Im Herbst 1883 begann endlich der Neubau des Schulhauses und wurde 1884 beendet. Im Herbst (Oktober) bezog ich das neue Schulhaus. Eine Einweihungsfeier fand leider nicht statt. In der ersten Unterrichtsstunde, die ich nach den Herbstferien in dem neuen Klassenzimmer gab, veranstaltete ich eine kurze Feier. Das Haus machte von außen einen stattlichen Eindruck, im innern war es nur mangelhaft ausgebaut. Der weitere Ausbau erfolgte erst allmählich auf Antrag des Stelleninhabers. Das Klassenzimmer wurde mit einer genügenden Anzahl von Subsellien versehen und allmählich folgte auch die weitere Ausstattung mit Lehrmitteln. Das helle, geräumige Klassenzimmer erleichterte die Schularbeit bedeutend, und so ging es mit der Schule vorwärts. Das Grundstück, auf dem das Schulhaus steht, wurde ursprünglich von dem Fürsten zu Putbus geschenkt, später von dem Schulverband Bobbin auf Rügen für 300 Mark käuflich erworben, weil er sonst kein Geld für die Bezahlung der Baukosten geborgt erhalten konnte.

Die Bausumme sollte nämlich von den Mitgliedern des Schulverbandes amortisiert werden. Das Haus stand sehr kahl auf dem früheren Ackerlande. Für eine verschönernde Umgebung hatte der Schulverband gar nichts getan, keinen Baum, keinen Strauch gepflanzt, auch für keine Befriedung des Gartens gesorgt. Daher hat der Stelleninhaber die Befriedung auf eigene Kosten hergestellt, auch jeden Baum und jeden Strauch, der im Garten wächst, mit eigener Hand gepflanzt. Zur Anlegung des kleinen Ziergartens vor dem Hause erteilte der Schulvorstand erst im Jahre 1892 die Erlaubnis; bis dahin war der Platz mit Gras bewachsen!

Polchow historisch – Die alte Dorfschule im Jahr 1884

Ostern 1884 wurde die Schule von Polchow von 75 Kindern besucht, nämlich 40 Knaben und 35 Mädchen. Die Schülerzahlwuchs und erreichte 1891 mit 111 Kindern , nämlich 55 Knaben und 56 Mädchen ihren Höhepunkt. Die Errichtung einer Halbtagsschule wurde zwar nicht direkt abgelehnt, aber der Lehrer wurde von dem Kreisschulinspektor und dem Regierungsschulrat ersucht, Ganztagsschule beizubehalten. Allmählich sank die Schülerzahl wieder und schwankte zwischen 80 und 89, sank auch bis unter 80 herab.

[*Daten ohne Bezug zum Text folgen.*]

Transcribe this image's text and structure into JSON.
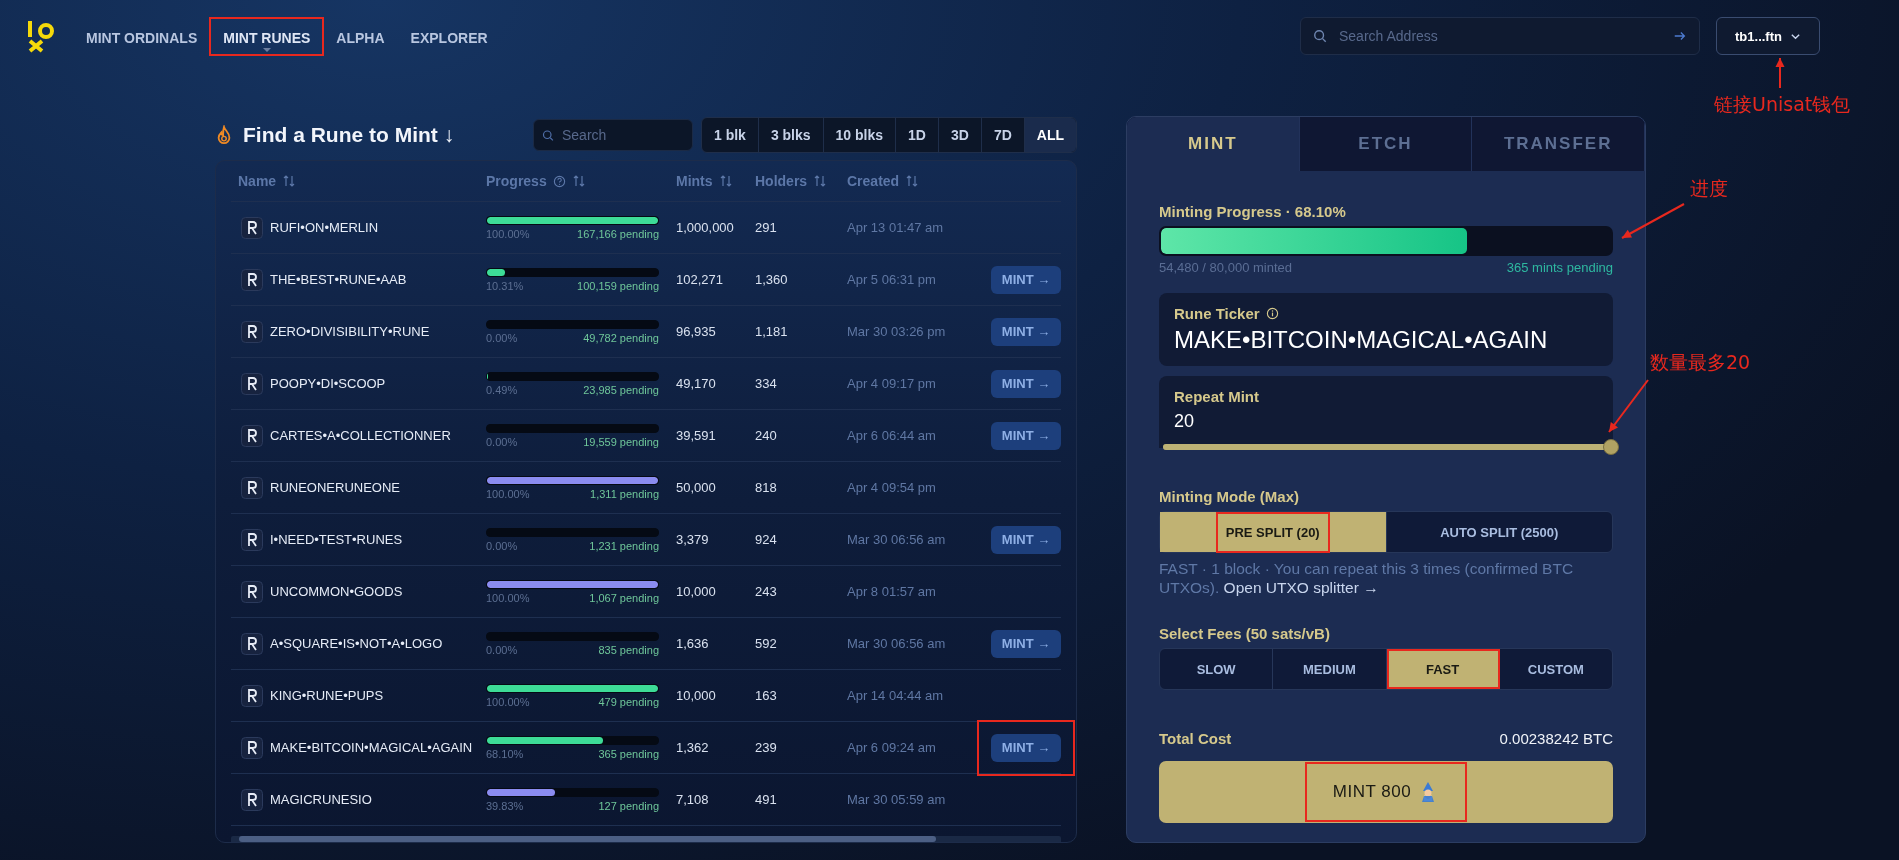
{
  "nav": {
    "items": [
      {
        "label": "MINT ORDINALS",
        "selected": false,
        "highlighted": false
      },
      {
        "label": "MINT RUNES",
        "selected": true,
        "highlighted": true
      },
      {
        "label": "ALPHA",
        "selected": false,
        "highlighted": false
      },
      {
        "label": "EXPLORER",
        "selected": false,
        "highlighted": false
      }
    ],
    "search": {
      "placeholder": "Search Address"
    },
    "wallet": {
      "label": "tb1...ftn"
    }
  },
  "finder": {
    "title": "Find a Rune to Mint ↓",
    "search": {
      "placeholder": "Search"
    },
    "filters": [
      {
        "label": "1 blk",
        "selected": false
      },
      {
        "label": "3 blks",
        "selected": false
      },
      {
        "label": "10 blks",
        "selected": false
      },
      {
        "label": "1D",
        "selected": false
      },
      {
        "label": "3D",
        "selected": false
      },
      {
        "label": "7D",
        "selected": false
      },
      {
        "label": "ALL",
        "selected": true
      }
    ],
    "table": {
      "columns": [
        "Name",
        "Progress",
        "Mints",
        "Holders",
        "Created"
      ],
      "rows": [
        {
          "name": "RUFI•ON•MERLIN",
          "level": 1,
          "percent": "100.00%",
          "pending": "167,166 pending",
          "color": "#3ddc97",
          "mints": "1,000,000",
          "holders": "291",
          "created": "Apr 13 01:47 am",
          "mint": null,
          "highlighted": false
        },
        {
          "name": "THE•BEST•RUNE•AAB",
          "level": 0.1031,
          "percent": "10.31%",
          "pending": "100,159 pending",
          "color": "#3ddc97",
          "mints": "102,271",
          "holders": "1,360",
          "created": "Apr 5 06:31 pm",
          "mint": "MINT →",
          "highlighted": false
        },
        {
          "name": "ZERO•DIVISIBILITY•RUNE",
          "level": 0,
          "percent": "0.00%",
          "pending": "49,782 pending",
          "mints": "96,935",
          "holders": "1,181",
          "created": "Mar 30 03:26 pm",
          "mint": "MINT →",
          "highlighted": false
        },
        {
          "name": "POOPY•DI•SCOOP",
          "level": 0.0049,
          "percent": "0.49%",
          "pending": "23,985 pending",
          "color": "#3ddc97",
          "mints": "49,170",
          "holders": "334",
          "created": "Apr 4 09:17 pm",
          "mint": "MINT →",
          "highlighted": false
        },
        {
          "name": "CARTES•A•COLLECTIONNER",
          "level": 0,
          "percent": "0.00%",
          "pending": "19,559 pending",
          "mints": "39,591",
          "holders": "240",
          "created": "Apr 6 06:44 am",
          "mint": "MINT →",
          "highlighted": false
        },
        {
          "name": "RUNEONERUNEONE",
          "level": 1,
          "percent": "100.00%",
          "pending": "1,311 pending",
          "color": "#8b8cf0",
          "mints": "50,000",
          "holders": "818",
          "created": "Apr 4 09:54 pm",
          "mint": null,
          "highlighted": false
        },
        {
          "name": "I•NEED•TEST•RUNES",
          "level": 0,
          "percent": "0.00%",
          "pending": "1,231 pending",
          "mints": "3,379",
          "holders": "924",
          "created": "Mar 30 06:56 am",
          "mint": "MINT →",
          "highlighted": false
        },
        {
          "name": "UNCOMMON•GOODS",
          "level": 1,
          "percent": "100.00%",
          "pending": "1,067 pending",
          "color": "#8b8cf0",
          "mints": "10,000",
          "holders": "243",
          "created": "Apr 8 01:57 am",
          "mint": null,
          "highlighted": false
        },
        {
          "name": "A•SQUARE•IS•NOT•A•LOGO",
          "level": 0,
          "percent": "0.00%",
          "pending": "835 pending",
          "mints": "1,636",
          "holders": "592",
          "created": "Mar 30 06:56 am",
          "mint": "MINT →",
          "highlighted": false
        },
        {
          "name": "KING•RUNE•PUPS",
          "level": 1,
          "percent": "100.00%",
          "pending": "479 pending",
          "color": "#3ddc97",
          "mints": "10,000",
          "holders": "163",
          "created": "Apr 14 04:44 am",
          "mint": null,
          "highlighted": false
        },
        {
          "name": "MAKE•BITCOIN•MAGICAL•AGAIN",
          "level": 0.681,
          "percent": "68.10%",
          "pending": "365 pending",
          "color": "#3ddc97",
          "mints": "1,362",
          "holders": "239",
          "created": "Apr 6 09:24 am",
          "mint": "MINT →",
          "highlighted": true
        },
        {
          "name": "MAGICRUNESIO",
          "level": 0.3983,
          "percent": "39.83%",
          "pending": "127 pending",
          "color": "#8b8cf0",
          "mints": "7,108",
          "holders": "491",
          "created": "Mar 30 05:59 am",
          "mint": null,
          "highlighted": false
        }
      ]
    }
  },
  "panel": {
    "tabs": [
      {
        "label": "MINT",
        "selected": true
      },
      {
        "label": "ETCH",
        "selected": false
      },
      {
        "label": "TRANSFER",
        "selected": false
      }
    ],
    "progress": {
      "label": "Minting Progress · 68.10%",
      "level": 0.681,
      "minted": "54,480 / 80,000 minted",
      "pending": "365 mints pending"
    },
    "ticker": {
      "label": "Rune Ticker",
      "value": "MAKE•BITCOIN•MAGICAL•AGAIN"
    },
    "repeat_mint": {
      "label": "Repeat Mint",
      "value": "20",
      "level": 1
    },
    "mode": {
      "label": "Minting Mode (Max)",
      "options": [
        {
          "label": "PRE SPLIT (20)",
          "selected": true,
          "highlighted": true
        },
        {
          "label": "AUTO SPLIT (2500)",
          "selected": false,
          "highlighted": false
        }
      ],
      "note": "FAST · 1 block · You can repeat this 3 times (confirmed BTC UTXOs).",
      "link": "Open UTXO splitter →"
    },
    "fees": {
      "label": "Select Fees (50 sats/vB)",
      "options": [
        {
          "label": "SLOW",
          "selected": false,
          "highlighted": false
        },
        {
          "label": "MEDIUM",
          "selected": false,
          "highlighted": false
        },
        {
          "label": "FAST",
          "selected": true,
          "highlighted": true
        },
        {
          "label": "CUSTOM",
          "selected": false,
          "highlighted": false
        }
      ]
    },
    "total": {
      "label": "Total Cost",
      "value": "0.00238242 BTC"
    },
    "mint_button": {
      "label": "MINT 800",
      "highlighted": true
    }
  },
  "annotations": [
    {
      "text": "链接Unisat钱包"
    },
    {
      "text": "进度"
    },
    {
      "text": "数量最多20"
    }
  ]
}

Nachstehende Übersicht zeigt die Schülerzahl in den Jahren 1889 – 1900:

Jahr                           Knaben                     Mädchen                  Summe

1889                          44                               34                               78

1890                          48                               37                               85

1891                          55                               56                               111

1892                          54                               56                               110

1893                          57                               41                               98

1894                          47                               46                               93

1895                          43                               38                               81

1896                          40                               39                               79

1897                          45                               45                               90

1898                          38                               38                               76

1899                          32                               36                               68

1900                          36                               34                               70

 

Polchow historisch – Die alte Dorfschule im Jahr 1889

Der Unterricht wurde regelmäßig erteilt. Im Jahre 1889 wurde der Lehrer vom 24.Juni bis 20. Juli zu einer militärischen Übung eingezogen. Lehrer Haberichter, Bobbin auf Rügen, vertrat durch Halbtagsunterricht.  Am 6. Dezember 1889 übergab der Ortsschulinspektor Ockel das Bild Kaiser Wilhelm I. der Schule zu Polchow auf der Insel Rügen. Am 7. März starb der Pastor Ockel und wurde am 9. März beerdigt. Die Vertretung in der Ortsschulinspektion übernahm Pastor Gras, Bobbin, Ortsschulinspektor. Am 1. Januar 1919 wurde die Ortsschulinspektion abgeschafft.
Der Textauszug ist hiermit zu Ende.